Na verdade, essas 10 peças muitas vezes parecem que estão prestes a estourar, abrindo totalmente as costuras do conjunto reunido. Durante “Circus Day”, Walker trabalha em um circuito paciente de sarod, trocando falas com a flauta de Jim Pepper. Quando o ritmo chega, eles avançam, suas melodias envolvendo-se constantemente umas nas outras. Em um ponto próximo ao meio da música, parece que todos perderam o enredo e estão apenas tocando pela emoção do som, não muito diferente de Albert Ayler com sua banda de dois baixos e violino. Eles se recompõem, porém, avançando lentamente em direção ao final da música. “Blake Street”, que se segue, é uma peça curta e ascendente para guitarra, um bálsamo após uma tempestade. Na verdade, tais mudanças no impulso e na dinâmica são uma marca registrada do Segundo Poema. ”mas salta brevemente para passagens hipercinéticas. “Southwind” passa de uma meditação sarod solitária para um duelo tenso com o violino de John Blair.

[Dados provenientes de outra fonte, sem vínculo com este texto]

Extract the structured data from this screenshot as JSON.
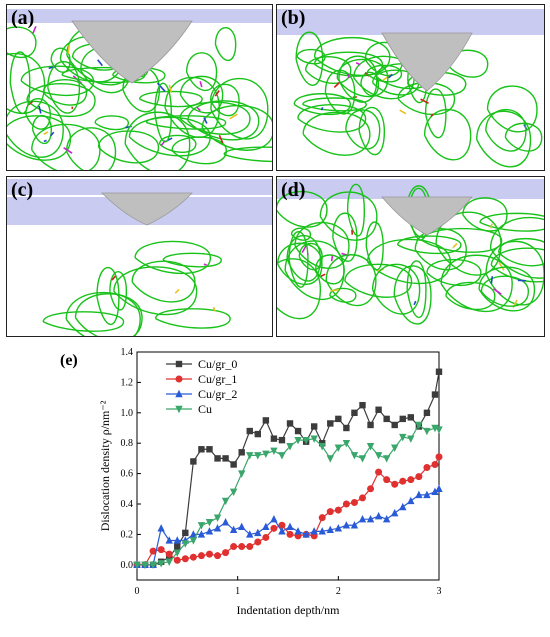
{
  "panels": [
    {
      "id": "a",
      "label": "(a)"
    },
    {
      "id": "b",
      "label": "(b)"
    },
    {
      "id": "c",
      "label": "(c)"
    },
    {
      "id": "d",
      "label": "(d)"
    }
  ],
  "colors": {
    "surface": "#c9cbf0",
    "indent": "#bfbfbf",
    "dislocation_main": "#19c219",
    "dislocation_red": "#cc2222",
    "dislocation_magenta": "#cc22cc",
    "dislocation_yellow": "#e6c21f",
    "dislocation_blue": "#2244cc"
  },
  "chart_label": "(e)",
  "chart_data": {
    "type": "line",
    "xlabel": "Indentation depth/nm",
    "ylabel": "Dislocation density ρ/nm⁻²",
    "xlim": [
      0,
      3
    ],
    "ylim": [
      -0.1,
      1.4
    ],
    "xticks": [
      "0",
      "1",
      "2",
      "3"
    ],
    "yticks": [
      "0.0",
      "0.2",
      "0.4",
      "0.6",
      "0.8",
      "1.0",
      "1.2",
      "1.4"
    ],
    "legend_position": "top-left",
    "series": [
      {
        "name": "Cu/gr_0",
        "color": "#3c3c3c",
        "marker": "square",
        "x": [
          0,
          0.08,
          0.16,
          0.24,
          0.32,
          0.4,
          0.48,
          0.56,
          0.64,
          0.72,
          0.8,
          0.88,
          0.96,
          1.04,
          1.12,
          1.2,
          1.28,
          1.36,
          1.44,
          1.52,
          1.6,
          1.68,
          1.76,
          1.84,
          1.92,
          2.0,
          2.08,
          2.16,
          2.24,
          2.32,
          2.4,
          2.48,
          2.56,
          2.64,
          2.72,
          2.8,
          2.88,
          2.96,
          3.0
        ],
        "y": [
          0,
          0,
          0,
          0.02,
          0.05,
          0.12,
          0.21,
          0.68,
          0.76,
          0.76,
          0.7,
          0.7,
          0.66,
          0.74,
          0.88,
          0.86,
          0.95,
          0.83,
          0.82,
          0.93,
          0.88,
          0.81,
          0.91,
          0.8,
          0.93,
          0.96,
          0.9,
          1.0,
          1.05,
          0.92,
          1.02,
          0.96,
          0.92,
          0.96,
          0.97,
          0.91,
          1.0,
          1.12,
          1.27
        ]
      },
      {
        "name": "Cu/gr_1",
        "color": "#e03030",
        "marker": "circle",
        "x": [
          0,
          0.08,
          0.16,
          0.24,
          0.32,
          0.4,
          0.48,
          0.56,
          0.64,
          0.72,
          0.8,
          0.88,
          0.96,
          1.04,
          1.12,
          1.2,
          1.28,
          1.36,
          1.44,
          1.52,
          1.6,
          1.68,
          1.76,
          1.84,
          1.92,
          2.0,
          2.08,
          2.16,
          2.24,
          2.32,
          2.4,
          2.48,
          2.56,
          2.64,
          2.72,
          2.8,
          2.88,
          2.96,
          3.0
        ],
        "y": [
          0,
          0,
          0.09,
          0.1,
          0.07,
          0.03,
          0.04,
          0.05,
          0.06,
          0.07,
          0.06,
          0.08,
          0.12,
          0.12,
          0.12,
          0.15,
          0.18,
          0.24,
          0.26,
          0.2,
          0.19,
          0.2,
          0.19,
          0.31,
          0.35,
          0.36,
          0.4,
          0.41,
          0.44,
          0.5,
          0.61,
          0.56,
          0.53,
          0.55,
          0.56,
          0.58,
          0.64,
          0.66,
          0.71
        ]
      },
      {
        "name": "Cu/gr_2",
        "color": "#2a5bd7",
        "marker": "triangle-up",
        "x": [
          0,
          0.08,
          0.16,
          0.24,
          0.32,
          0.4,
          0.48,
          0.56,
          0.64,
          0.72,
          0.8,
          0.88,
          0.96,
          1.04,
          1.12,
          1.2,
          1.28,
          1.36,
          1.44,
          1.52,
          1.6,
          1.68,
          1.76,
          1.84,
          1.92,
          2.0,
          2.08,
          2.16,
          2.24,
          2.32,
          2.4,
          2.48,
          2.56,
          2.64,
          2.72,
          2.8,
          2.88,
          2.96,
          3.0
        ],
        "y": [
          0,
          0,
          0,
          0.24,
          0.16,
          0.16,
          0.16,
          0.2,
          0.2,
          0.22,
          0.24,
          0.28,
          0.23,
          0.25,
          0.2,
          0.21,
          0.25,
          0.3,
          0.22,
          0.25,
          0.22,
          0.2,
          0.22,
          0.22,
          0.23,
          0.24,
          0.26,
          0.26,
          0.3,
          0.3,
          0.32,
          0.3,
          0.34,
          0.38,
          0.42,
          0.46,
          0.46,
          0.48,
          0.5
        ]
      },
      {
        "name": "Cu",
        "color": "#3aa66b",
        "marker": "triangle-down",
        "x": [
          0,
          0.08,
          0.16,
          0.24,
          0.32,
          0.4,
          0.48,
          0.56,
          0.64,
          0.72,
          0.8,
          0.88,
          0.96,
          1.04,
          1.12,
          1.2,
          1.28,
          1.36,
          1.44,
          1.52,
          1.6,
          1.68,
          1.76,
          1.84,
          1.92,
          2.0,
          2.08,
          2.16,
          2.24,
          2.32,
          2.4,
          2.48,
          2.56,
          2.64,
          2.72,
          2.8,
          2.88,
          2.96,
          3.0
        ],
        "y": [
          0,
          0,
          0,
          0.01,
          0.02,
          0.08,
          0.14,
          0.16,
          0.26,
          0.28,
          0.31,
          0.42,
          0.48,
          0.6,
          0.72,
          0.72,
          0.73,
          0.75,
          0.72,
          0.78,
          0.82,
          0.82,
          0.83,
          0.78,
          0.7,
          0.77,
          0.8,
          0.72,
          0.7,
          0.78,
          0.72,
          0.7,
          0.77,
          0.84,
          0.83,
          0.92,
          0.88,
          0.9,
          0.89
        ]
      }
    ]
  }
}
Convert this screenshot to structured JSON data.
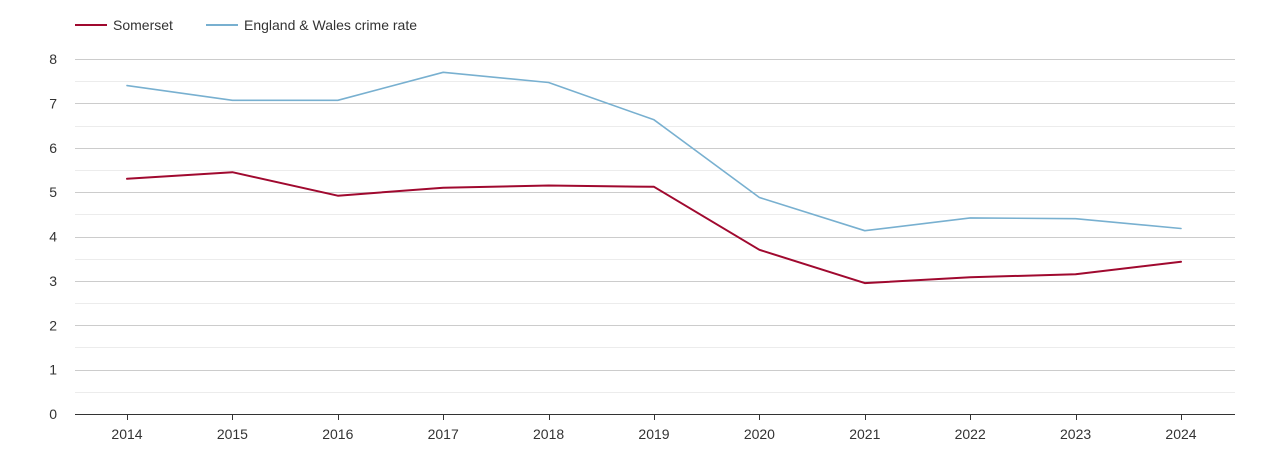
{
  "chart_data": {
    "type": "line",
    "title": "",
    "xlabel": "",
    "ylabel": "",
    "x": [
      "2014",
      "2015",
      "2016",
      "2017",
      "2018",
      "2019",
      "2020",
      "2021",
      "2022",
      "2023",
      "2024"
    ],
    "ylim": [
      0,
      8
    ],
    "yticks": [
      "0",
      "1",
      "2",
      "3",
      "4",
      "5",
      "6",
      "7",
      "8"
    ],
    "grid": true,
    "legend_position": "top-left",
    "series": [
      {
        "name": "Somerset",
        "color": "#a0092f",
        "values": [
          5.3,
          5.45,
          4.92,
          5.1,
          5.15,
          5.12,
          3.7,
          2.95,
          3.08,
          3.15,
          3.43
        ]
      },
      {
        "name": "England & Wales crime rate",
        "color": "#78b0d0",
        "values": [
          7.4,
          7.07,
          7.07,
          7.7,
          7.47,
          6.63,
          4.88,
          4.13,
          4.42,
          4.4,
          4.18
        ]
      }
    ]
  }
}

Ao longo do Segundo Poema, você pode ouvir Walker testar os limites de seu próprio reino experimental, seus instrumentos pressionando as possibilidades do momento. A “Mixture” de encerramento é uma improvisação sinistra e enigmática para teclados, violino, tabla, sarod e cítara, onde os vários músicos descobrem em tempo real como esses elementos podem funcionar uns com os outros. Lembre-se, isso foi em 1968. Walker fez outro álbum depois do Second Poem, Has Anybody Seen Our Freedoms?, de 1970, embora tenha sido lançado apenas no ano passado. Mas está mais de acordo com seus antecedentes de cantores folk e contemporâneos de guitarra solo, e não com a abstração alienígena de Second Poem. Se Walker tivesse seguido esse caminho, onde ele poderia ter chegado?

O contínuo túnel dos cofres do Vanguard pela Light in the Attic provavelmente não responderá a esse tipo de perguntas, mas continuará a levantá-las. Além do mais, esses álbuns esgotaram-se quase instantaneamente, o que significa que há anos são itens de colecionador consistentemente caros. (Apesar de seu conhecimento aparentemente enciclopédico dessa ampla escola de guitarristas, nem mesmo Jones sabia sobre o Second Poem até 2004.) Como a música soaria se esses álbuns tivessem rompido a obscuridade do culto, se Frank ou Walker tivessem se comportado? Isso não importa: para os humildes documentos de Frank sobre o plebeu e para a exploração obstinada das periferias de Walker, este material exige ser ouvido por públicos mais amplos. Agora, eles compartilham essa chance.